Per assumere il mandatum novum è necessario aver sperimentato il suo amore: “Amatevi gli uni gli altri come io ho amato voi” (cfr Gv 13,34; 15,17). Se la comunità dei suoi discepoli avesse timore non deve dimenticare che per custodire quest’amore avrà con sé la presenza di un Difensore: lo Spirito Paraclito. Lo Spirito difenderà Dio nel cuore dei discepoli, difenderà quell’amore di Cristo perché non sia dimenticato, difenderà il primato di dio e dell’amore del Crocefisso nel cuore dei discepoli perché solo per quella memoria essi saranno capaci di amare come Lui ha amato. Lo Spirito che il mondo non può conoscere, dice Gesù nel testo giovanneo di oggi, perché il mondo non ha fatto esperienza dell’amore di Cristo, non conosce di essere stato amato “fino all’estremo” e non può amare. Solo chi ha conosciuto l’amore ama e lo Spirito sarà per lui difesa e consolazione portandolo a riconoscere una cosa straordinaria: Dio dimora dentro di lui.

Chi ha conosciuto l’amore ed ama diviene responsabile della speranza.
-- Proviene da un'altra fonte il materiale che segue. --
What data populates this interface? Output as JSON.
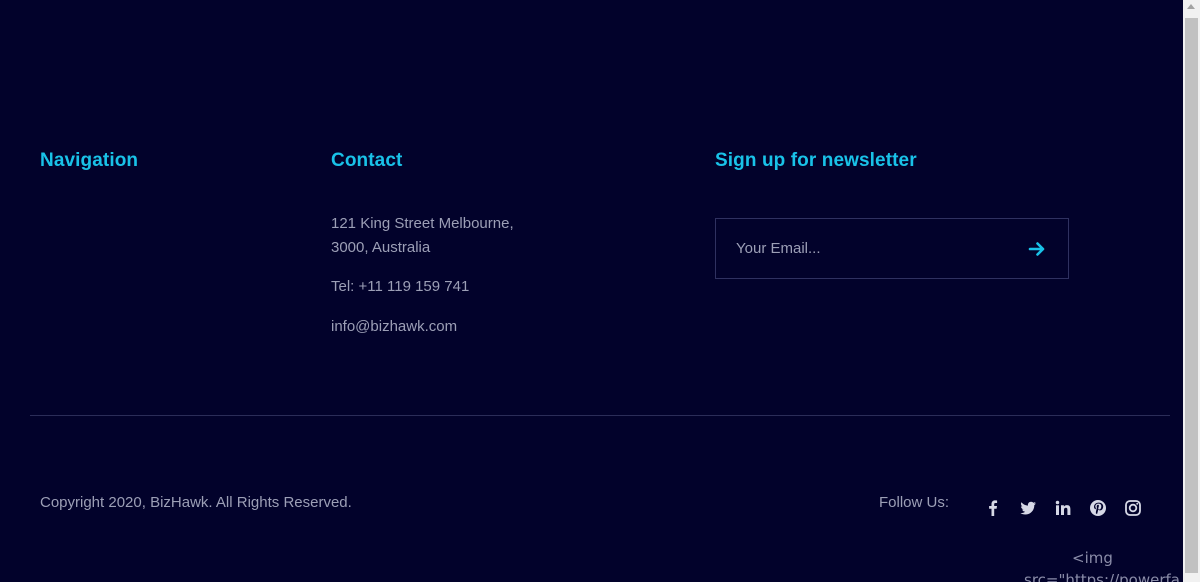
{
  "footer": {
    "navigation_heading": "Navigation",
    "contact_heading": "Contact",
    "newsletter_heading": "Sign up for newsletter",
    "contact": {
      "address_line1": "121 King Street Melbourne,",
      "address_line2": "3000, Australia",
      "tel": "Tel: +11 119 159 741",
      "email": "info@bizhawk.com"
    },
    "newsletter": {
      "email_placeholder": "Your Email...",
      "submit_icon": "arrow-right-icon"
    },
    "copyright": "Copyright 2020, BizHawk. All Rights Reserved.",
    "follow_label": "Follow Us:",
    "social_icons": [
      "facebook-icon",
      "twitter-icon",
      "linkedin-icon",
      "pinterest-icon",
      "instagram-icon"
    ],
    "stray_code_line1": "<img",
    "stray_code_line2": "src=\"https://powerfa"
  },
  "colors": {
    "background": "#02022b",
    "accent": "#19c2e8",
    "text_muted": "#9c9fb6",
    "divider": "#2b2d58"
  }
}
Pietro, nel testo straordinario della sua prima lettera che oggi è la seconda lettura, dice che il cristiano deve percepirsi come un uomo che deve rispondere della speranza che lo abita.

E’ la Pasqua di Gesù che lo ha immesso in un dinamismo di fede, di amore e lo ha acceso di speranza: chi ha incontrato il Risorto e si è sentito amato dalla sua passione d’amore fino all’estremo, si consegna a Lui nella fede e vive immerso nella speranza perché sa che la morte non è l’ultima parola. Pietro scrive che i credenti in Cristo devono essere sempre pronti a rispondere a chiunque chieda conto della speranza che è in loro.
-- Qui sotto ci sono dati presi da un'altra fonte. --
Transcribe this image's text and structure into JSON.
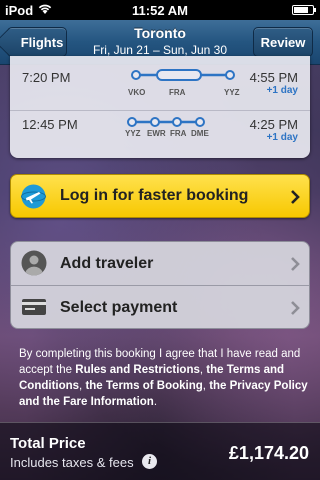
{
  "status_bar": {
    "carrier": "iPod",
    "time": "11:52 AM",
    "battery_level": 0.8
  },
  "nav": {
    "back_label": "Flights",
    "title": "Toronto",
    "subtitle": "Fri, Jun 21 – Sun, Jun 30",
    "review_label": "Review"
  },
  "flights": [
    {
      "departure": "7:20 PM",
      "arrival": "4:55 PM",
      "day_offset": "+1 day",
      "stops": [
        "VKO",
        "FRA",
        "YYZ"
      ]
    },
    {
      "departure": "12:45 PM",
      "arrival": "4:25 PM",
      "day_offset": "+1 day",
      "stops": [
        "YYZ",
        "EWR",
        "FRA",
        "DME"
      ]
    }
  ],
  "login_button": {
    "label": "Log in for faster booking",
    "icon": "globe-plane-icon"
  },
  "actions": {
    "add_traveler": "Add traveler",
    "select_payment": "Select payment"
  },
  "terms": {
    "prefix": "By completing this booking I agree that I have read and accept the ",
    "rules": "Rules and Restrictions",
    "sep1": ", ",
    "terms_conditions": "the Terms and Conditions",
    "sep2": ", ",
    "terms_booking": "the Terms of Booking",
    "sep3": ", ",
    "privacy_fare": "the Privacy Policy and the Fare Information",
    "suffix": "."
  },
  "footer": {
    "total_label": "Total Price",
    "includes": "Includes taxes & fees",
    "price": "£1,174.20"
  },
  "colors": {
    "nav_blue": "#245580",
    "accent_blue": "#2d74c4",
    "login_yellow": "#f7c800"
  }
}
E dunque qualcosa da fare sempre e cioè in ogni momento ed ambito della propria vita, è qualcosa poi che va data a tutti, a chiunque ne chieda conto; si deve essere sempre pronti a rispondere e questo significa essere responsabili! La speranza è la grande responsabilità dei cristiani perché solo loro possono darla compiutamente al mondo, perché solo loro hanno conosciuto le vere ragioni di una speranza radicale, quella del Cristo vittorioso sulle potenze delle tenebre e della morte. Come si è responsabili della speranza? Narrandola con tutta la propria vita e le proprie parole. Il cristiano narra una storia che, a partire dalla Pasqua di Gesù, ha un volto diverso … una storia nella quale è possibile vivere in modo alternativo alla vie mortifere del mondo, una storia nella quale si può rispondere con il bene al male perché si sa che il male è sconfitto già in radice dalla croce di Cristo che è stata proprio luogo di una risposta d’amore all’odio più cieco!
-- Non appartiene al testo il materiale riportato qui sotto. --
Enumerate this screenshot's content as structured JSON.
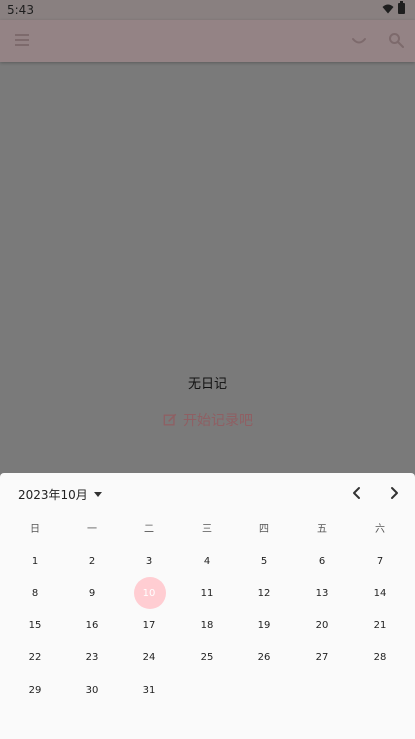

Il cristiano ha la radice della speranza perché non solo sa che la morte e l’odio del mondo sono sconfitti dall’amore crocefisso del Figlio di Dio ma anche perché sa di essere accompagnato dal Paraclito che è, come dirà Paolo (cfr Rm 5,5), l’amore di Dio versato nel suo cuore e perché sa che il Signore tornerà! Il testo giovanneo di oggi, infatti, termina con la promessa del ritorno del Signore: Non vi lascerò orfani, ritornerò da voi. Nella teologia del Quarto Evangelo è certo un vaticinio della risurrezione ma è contemporaneamente anche un annunzio del ritorno finale del Figlio. Un ritorno che il discepolo attende nella certezza che il Signore Gesù prega il Padre (pregherò il Padre ed Egli vi darà un altro Paraclito) e quella preghiera di Gesù è un grembo in cui il credente può entrare per pregare; ogni preghiera della Chiesa avviene lì, nella preghiera di Gesù. E’ la preghiera di Gesù l’ “atmosfera” in cui vive ogni preghiera cristiana. Quando la nostra preghiera non è in Lui è una preghiera che non ha ali per volare, non ha vera forza di comunione con Dio.

Lo Spirito Paraclito che Gesù promette è Colui che diviene per il discepolo principio di vita interiore perché porta Cristo nel cristiano e fa il cristiano capace di abitare l’eterna preghiera del Cristo (cfr Eb 7,25).